One Of Those Days

http://www.prosjektromnormanns.com/jacob-ciocci-usa-one-of-those-days-aug-2017-curated-by-cory-arcangel-usano/

press release:

Prosjektrom Normanns is pleased to announce a solo show of new works by Jacob Ciocci (USA), the artist’s first solo exhibition in Scandinavia. The show is curated by Cory Arcangel (USA/NO) under the auspices of Arcangel Surfware Information Services. Entitled ONE OF THOSE DAYS, the exhibition will take place at Prosjektrom Normanns and simultaneously on Pinterest –– a style-and-recipe-inspiration social network. The exhibition’s Pinterest URL is located at https://www.pinterest.com/jacobciocci.
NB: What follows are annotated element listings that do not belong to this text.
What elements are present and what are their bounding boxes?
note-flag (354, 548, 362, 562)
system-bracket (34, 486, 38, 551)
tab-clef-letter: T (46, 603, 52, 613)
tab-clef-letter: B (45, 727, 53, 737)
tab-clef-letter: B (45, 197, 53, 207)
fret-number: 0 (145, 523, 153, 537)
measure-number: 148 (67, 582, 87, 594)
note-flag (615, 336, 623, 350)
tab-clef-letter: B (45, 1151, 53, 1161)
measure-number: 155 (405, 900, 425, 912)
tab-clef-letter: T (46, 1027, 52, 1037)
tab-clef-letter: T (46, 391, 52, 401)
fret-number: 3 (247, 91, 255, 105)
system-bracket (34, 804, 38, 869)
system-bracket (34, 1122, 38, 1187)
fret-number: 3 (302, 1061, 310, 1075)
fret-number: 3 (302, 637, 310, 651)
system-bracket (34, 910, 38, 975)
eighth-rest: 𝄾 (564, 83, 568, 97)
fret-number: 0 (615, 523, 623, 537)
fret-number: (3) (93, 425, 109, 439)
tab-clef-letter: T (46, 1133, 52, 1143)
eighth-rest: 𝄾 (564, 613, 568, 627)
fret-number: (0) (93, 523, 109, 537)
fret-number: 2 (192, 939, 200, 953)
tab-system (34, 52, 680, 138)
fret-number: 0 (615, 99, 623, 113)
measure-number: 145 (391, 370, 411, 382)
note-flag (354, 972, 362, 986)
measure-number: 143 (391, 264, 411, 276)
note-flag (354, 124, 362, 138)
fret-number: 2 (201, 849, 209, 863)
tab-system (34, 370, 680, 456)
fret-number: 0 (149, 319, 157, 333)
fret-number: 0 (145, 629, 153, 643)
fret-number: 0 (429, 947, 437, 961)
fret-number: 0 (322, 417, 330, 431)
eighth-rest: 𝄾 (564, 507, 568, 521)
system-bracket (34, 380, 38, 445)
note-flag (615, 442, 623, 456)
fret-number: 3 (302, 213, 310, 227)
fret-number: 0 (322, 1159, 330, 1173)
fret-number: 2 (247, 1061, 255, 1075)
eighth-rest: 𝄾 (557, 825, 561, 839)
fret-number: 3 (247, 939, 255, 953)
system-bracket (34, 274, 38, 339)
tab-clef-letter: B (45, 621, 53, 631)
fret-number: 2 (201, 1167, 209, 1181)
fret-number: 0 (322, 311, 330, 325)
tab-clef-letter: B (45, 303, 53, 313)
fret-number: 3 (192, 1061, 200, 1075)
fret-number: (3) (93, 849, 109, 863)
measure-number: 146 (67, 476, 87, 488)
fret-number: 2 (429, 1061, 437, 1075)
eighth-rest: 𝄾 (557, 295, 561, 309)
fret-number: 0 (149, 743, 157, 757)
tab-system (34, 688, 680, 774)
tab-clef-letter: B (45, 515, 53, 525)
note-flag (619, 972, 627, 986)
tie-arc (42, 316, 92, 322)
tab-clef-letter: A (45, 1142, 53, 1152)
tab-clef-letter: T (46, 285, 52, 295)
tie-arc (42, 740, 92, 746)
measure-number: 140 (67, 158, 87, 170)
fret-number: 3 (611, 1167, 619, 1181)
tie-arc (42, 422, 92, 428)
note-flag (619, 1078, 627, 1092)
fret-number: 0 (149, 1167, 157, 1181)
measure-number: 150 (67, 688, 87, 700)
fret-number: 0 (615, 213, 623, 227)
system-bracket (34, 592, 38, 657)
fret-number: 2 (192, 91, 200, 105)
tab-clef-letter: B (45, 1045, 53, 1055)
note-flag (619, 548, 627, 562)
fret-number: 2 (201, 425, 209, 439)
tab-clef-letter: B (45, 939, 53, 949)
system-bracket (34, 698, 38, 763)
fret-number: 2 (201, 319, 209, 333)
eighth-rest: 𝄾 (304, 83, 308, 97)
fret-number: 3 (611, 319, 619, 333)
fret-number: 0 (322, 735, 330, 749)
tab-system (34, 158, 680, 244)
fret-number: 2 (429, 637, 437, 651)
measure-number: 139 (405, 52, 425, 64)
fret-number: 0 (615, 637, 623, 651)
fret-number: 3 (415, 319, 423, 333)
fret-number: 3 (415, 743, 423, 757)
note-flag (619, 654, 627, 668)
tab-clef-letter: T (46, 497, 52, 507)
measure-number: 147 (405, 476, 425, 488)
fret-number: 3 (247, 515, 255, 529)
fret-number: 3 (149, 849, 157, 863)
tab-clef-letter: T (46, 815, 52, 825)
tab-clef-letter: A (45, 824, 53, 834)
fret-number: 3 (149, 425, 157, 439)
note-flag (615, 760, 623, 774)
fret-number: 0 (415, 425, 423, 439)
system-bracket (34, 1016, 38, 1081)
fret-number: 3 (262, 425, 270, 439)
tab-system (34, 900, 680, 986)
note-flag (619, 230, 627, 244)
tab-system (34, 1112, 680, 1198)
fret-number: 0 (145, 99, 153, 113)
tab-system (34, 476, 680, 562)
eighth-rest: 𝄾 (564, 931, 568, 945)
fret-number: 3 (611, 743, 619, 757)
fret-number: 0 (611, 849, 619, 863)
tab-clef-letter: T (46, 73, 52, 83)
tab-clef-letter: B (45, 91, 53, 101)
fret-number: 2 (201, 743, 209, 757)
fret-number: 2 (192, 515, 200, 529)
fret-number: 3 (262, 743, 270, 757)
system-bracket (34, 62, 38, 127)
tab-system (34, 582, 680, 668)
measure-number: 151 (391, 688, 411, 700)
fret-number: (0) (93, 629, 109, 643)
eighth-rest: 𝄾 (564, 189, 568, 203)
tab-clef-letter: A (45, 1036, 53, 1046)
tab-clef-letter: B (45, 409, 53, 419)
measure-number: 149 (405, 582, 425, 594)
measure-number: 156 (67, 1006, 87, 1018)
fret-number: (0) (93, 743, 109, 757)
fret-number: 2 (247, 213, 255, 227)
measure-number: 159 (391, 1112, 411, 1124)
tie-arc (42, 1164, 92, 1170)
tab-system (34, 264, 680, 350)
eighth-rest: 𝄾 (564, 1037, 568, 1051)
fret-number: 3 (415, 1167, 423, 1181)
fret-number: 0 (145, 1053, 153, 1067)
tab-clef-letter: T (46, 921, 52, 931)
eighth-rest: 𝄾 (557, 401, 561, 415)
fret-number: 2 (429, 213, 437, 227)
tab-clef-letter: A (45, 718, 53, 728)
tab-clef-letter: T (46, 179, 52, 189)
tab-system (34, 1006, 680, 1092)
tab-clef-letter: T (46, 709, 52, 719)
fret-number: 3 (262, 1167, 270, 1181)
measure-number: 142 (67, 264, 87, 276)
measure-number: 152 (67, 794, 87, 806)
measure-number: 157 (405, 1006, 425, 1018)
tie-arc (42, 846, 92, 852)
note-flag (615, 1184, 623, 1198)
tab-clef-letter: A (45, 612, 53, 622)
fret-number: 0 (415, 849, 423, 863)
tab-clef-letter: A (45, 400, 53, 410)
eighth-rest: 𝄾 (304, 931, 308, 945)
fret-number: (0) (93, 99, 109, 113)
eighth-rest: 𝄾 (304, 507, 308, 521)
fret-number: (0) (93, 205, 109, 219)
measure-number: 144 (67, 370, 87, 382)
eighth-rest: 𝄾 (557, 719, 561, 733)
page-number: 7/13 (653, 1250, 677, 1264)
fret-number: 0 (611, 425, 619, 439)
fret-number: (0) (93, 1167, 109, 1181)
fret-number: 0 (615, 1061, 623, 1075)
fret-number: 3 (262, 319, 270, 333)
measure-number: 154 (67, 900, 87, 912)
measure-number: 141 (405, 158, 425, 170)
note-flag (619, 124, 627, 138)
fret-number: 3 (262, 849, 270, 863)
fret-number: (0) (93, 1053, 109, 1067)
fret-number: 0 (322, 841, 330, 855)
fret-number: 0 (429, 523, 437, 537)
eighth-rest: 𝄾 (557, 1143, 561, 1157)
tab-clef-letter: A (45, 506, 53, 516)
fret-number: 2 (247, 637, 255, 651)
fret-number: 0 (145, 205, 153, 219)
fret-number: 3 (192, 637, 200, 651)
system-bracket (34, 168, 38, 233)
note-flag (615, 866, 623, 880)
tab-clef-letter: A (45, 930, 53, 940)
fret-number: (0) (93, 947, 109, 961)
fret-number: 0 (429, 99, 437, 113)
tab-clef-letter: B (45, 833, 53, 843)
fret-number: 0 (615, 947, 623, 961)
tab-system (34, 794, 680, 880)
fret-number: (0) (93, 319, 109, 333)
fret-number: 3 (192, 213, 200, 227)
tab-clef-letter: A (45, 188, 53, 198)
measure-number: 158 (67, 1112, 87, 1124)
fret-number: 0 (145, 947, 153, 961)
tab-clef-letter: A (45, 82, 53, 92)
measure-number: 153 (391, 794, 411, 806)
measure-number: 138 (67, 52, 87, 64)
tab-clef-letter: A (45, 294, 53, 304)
The exhibition includes two new bodies of works: A series of still life photographs using the «Flat Lay» technique, and three sculptures of charging cell phones.

Ciocci’s still life, chromogenic-print color photographs are housed in consumer silver frames. Each photograph is crowded with an assemblage of contemporary trash, such as old calculators, broken Apple computer adaptors, food wrappings, medicine bottles and stuffed toys. Ciocci collects these items from the Goodwill Outlet, a non profit thrift store in North Versailles, Pennsylvania, USA. Unsold items are send to the outlet center from Goodwill retail stores, and are available to purchase – unsorted by the pound – in massive bins. Items found at this store are barely one step away from being tossed in a landfill.

Ciocci arranges and photographs these items from above, laying the objects flat on a white surface in a technique called Flat Lay. Flat Lay photography has been popularized by social networks in the vein of Instagram and Pinterest, and is often used by brands as a storytelling tool to create a lifestyle context for their products. Ciocci’s photographs will be hung in the gallery, and uploaded and circulated over the duration of the show on the social network Pinterest, at the URL https://www.pinterest.com/jacobciocci.

The exhibition also features three sculptures of charging cell phones. The arrangement of each phone, its power adapter, and the wall socket will be dramatized in the space by Ciocci; the sculptures are modeled after the awkward positioning that personal cellphones appear in while being charged in public spaces such as the library or the airport. Often, the cord is not long enough, the socket is too far away, or the phone is too big to lay anywhere but on the floor. Ciocci re-envisions these ungainly “charging” moments – a uniquely contemporary phenomenon – into a performance where the electric grid, power socket, cell phones and their operating systems interact.